Rosa Markmann Reijer de González Videla (July 30, 1907 June 12, 2009) was the Chilean First Lady from 1946 to 1952, during the presidency of her husband, Gabriel González Videla. She was born in Taltal, Chile.

Biography

Known by her nickname "Mitty" and also as "The Chilean Eva Peron" Markmann was born in Taltal, from German descent and her parents were the banker Ladislao Markmann and Ana Reijer.[1] Her maternal grandfather was ambassador in Sweden. Rosa's great-grandfather, was born in Hamburg.

She was married to González Videla until his death in 1980. She exercised a positive influence during the presidency of her husband, playing a key role in the Chilean women's suffrage movement in Chile.

In 1947 Rosa Markmann, announced the creation of the National Association of Housewives. Whose chief purpose was to prevent speculation in basic subsistence goods among producers, distributors and retailers. Markmann then began to patronize a number of women's organizations and to express her support for female suffrage. In September 1948 she appeared at one of the events of FECHIF's "Pro-Women's Suffrage Week" assuring its participants that the president too favored women's suffrage.
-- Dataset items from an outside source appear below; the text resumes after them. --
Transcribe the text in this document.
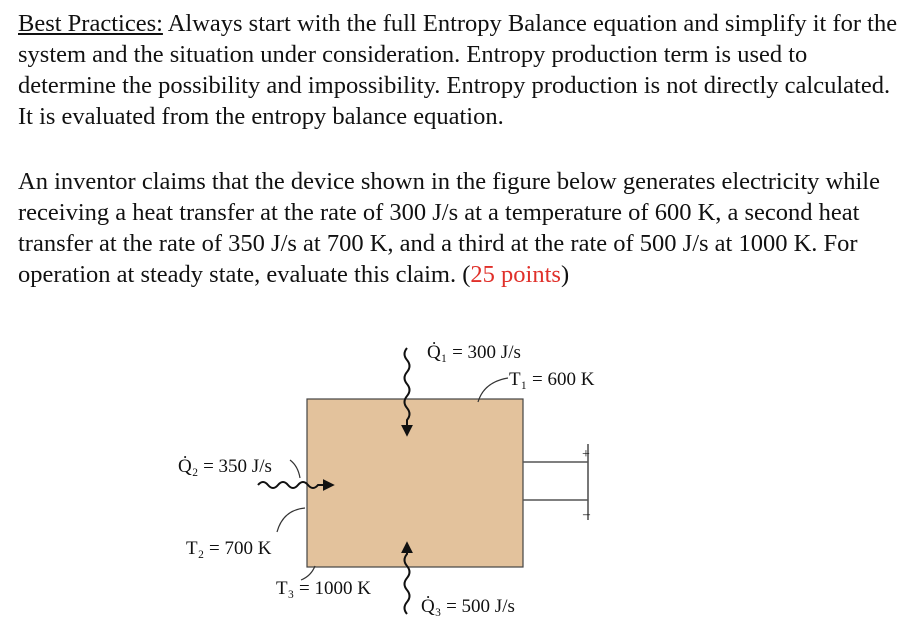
Best Practices: Always start with the full Entropy Balance equation and simplify it for the system and the situation under consideration. Entropy production term is used to determine the possibility and impossibility. Entropy production is not directly calculated. It is evaluated from the entropy balance equation.

An inventor claims that the device shown in the figure below generates electricity while receiving a heat transfer at the rate of 300 J/s at a temperature of 600 K, a second heat transfer at the rate of 350 J/s at 700 K, and a third at the rate of 500 J/s at 1000 K. For operation at steady state, evaluate this claim. (25 points)

+
–
Q̇₁ = 300 J/s
T₁ = 600 K
Q̇₂ = 350 J/s
T₂ = 700 K
T₃ = 1000 K
Q̇₃ = 500 J/s
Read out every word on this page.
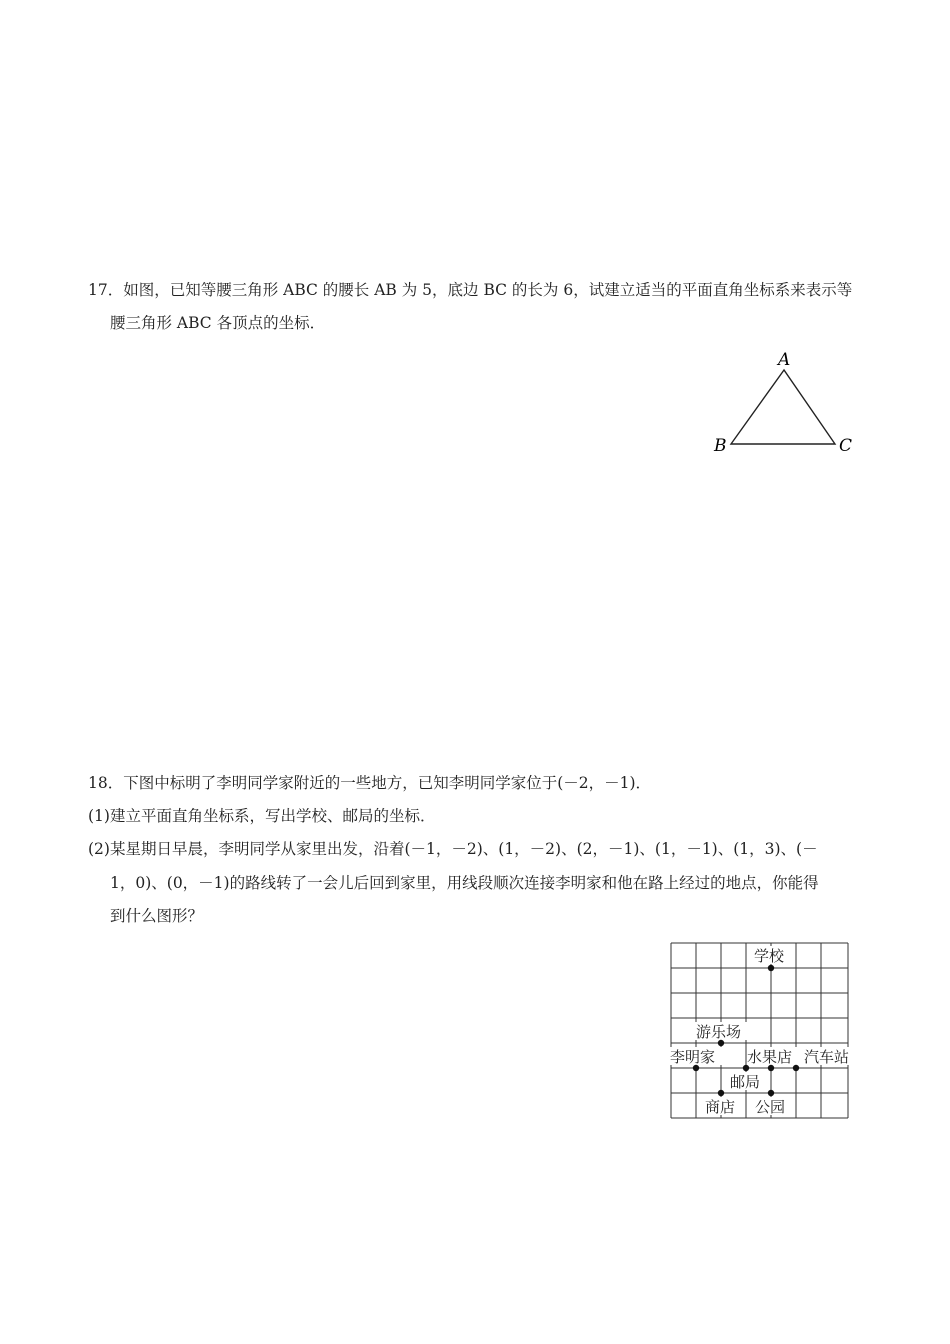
17．如图，已知等腰三角形 ABC 的腰长 AB 为 5，底边 BC 的长为 6，试建立适当的平面直角坐标系来表示等
腰三角形 ABC 各顶点的坐标．
A
B	C
18．下图中标明了李明同学家附近的一些地方，已知李明同学家位于(－2，－1)．
(1)建立平面直角坐标系，写出学校、邮局的坐标．
(2)某星期日早晨，李明同学从家里出发，沿着(－1，－2)、(1，－2)、(2，－1)、(1，－1)、(1，3)、(－
1，0)、(0，－1)的路线转了一会儿后回到家里，用线段顺次连接李明家和他在路上经过的地点，你能得
到什么图形？
学校
游乐场
李明家 水果店 汽车站
邮局
商店 公园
During her husband's presidency, Rosa became a symbol of fashion for women all over the country.

She was a passionate supporter of the military government of General Augusto Pinochet. When an intervierwer asked Rosa (who was anti-communist), her opinion of Communists, Markmann replied, "I respect them because they honest who (carry on) the clean life led by the members of their Party. As evinced by Markmann's reference to "Clean Life" -Which echoed the term "Blood Clean", used since colonial times to denote racial purity, the contrast between respectable workers and unrespectable others evoked racial as well as gender difference.

Markmann died, 101 years old, on July 12, 2009, in her mansion in Las Condes, Santiago de Chile.[2]